7. The brain disease prediction method based on the fusion of amplitude and phase information and graph perception hybrid expert as described in claim 5, characterized in that, Specifically, S702 includes: S7021: Input the shared node features and the functional connection matrix into the first hybrid expert graph network, and output the magnitude branch graph representation; S7022: Input the shared node features and the phase adjacency matrix into the second hybrid expert graph network, and output the phase branch graph representation.
8. The brain disease prediction method based on the fusion of amplitude and phase information and graph perception hybrid expert as described in claim 5, characterized in that, The S703 specifically includes: S7031: Based on the amplitude branch diagram representation and the phase branch diagram representation, the amplitude feature is obtained through the first cross-attention module; S7032: Based on the amplitude branch diagram representation and the phase branch diagram representation, the phase feature is obtained through the second cross-attention module.

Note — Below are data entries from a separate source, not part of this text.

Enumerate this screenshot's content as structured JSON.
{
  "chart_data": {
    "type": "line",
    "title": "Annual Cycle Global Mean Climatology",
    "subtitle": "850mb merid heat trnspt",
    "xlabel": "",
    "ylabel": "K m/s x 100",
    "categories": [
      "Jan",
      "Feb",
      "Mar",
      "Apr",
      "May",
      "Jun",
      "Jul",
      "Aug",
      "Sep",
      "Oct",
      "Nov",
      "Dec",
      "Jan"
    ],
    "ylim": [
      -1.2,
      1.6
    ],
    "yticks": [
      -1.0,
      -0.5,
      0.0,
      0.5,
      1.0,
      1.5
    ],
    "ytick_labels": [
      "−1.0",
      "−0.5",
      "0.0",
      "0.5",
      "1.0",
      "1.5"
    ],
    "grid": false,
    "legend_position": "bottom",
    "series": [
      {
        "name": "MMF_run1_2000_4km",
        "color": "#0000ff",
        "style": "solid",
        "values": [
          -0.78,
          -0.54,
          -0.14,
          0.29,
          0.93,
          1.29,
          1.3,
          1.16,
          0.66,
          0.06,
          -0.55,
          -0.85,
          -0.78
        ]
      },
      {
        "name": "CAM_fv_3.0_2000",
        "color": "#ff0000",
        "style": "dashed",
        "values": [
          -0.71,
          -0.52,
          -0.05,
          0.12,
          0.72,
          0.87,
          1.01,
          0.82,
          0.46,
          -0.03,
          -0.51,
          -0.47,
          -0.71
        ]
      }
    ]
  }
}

9. A method and system for predicting brain diseases by integrating amplitude and phase information with graph perception hybrid experts, characterized in that, include: processor; A memory storing computer-readable instructions, which, when executed by the processor, implement the brain disease prediction method that integrates amplitude and phase information with graph perception hybrid experts as described in any one of claims 1 to 8.
10. A readable storage medium, characterized in that, The readable storage medium stores a program or instructions that, when executed by a processor, implement the steps of the brain disease prediction method according to any one of claims 1 to 8, which integrates amplitude and phase information with graph perception hybrid experts.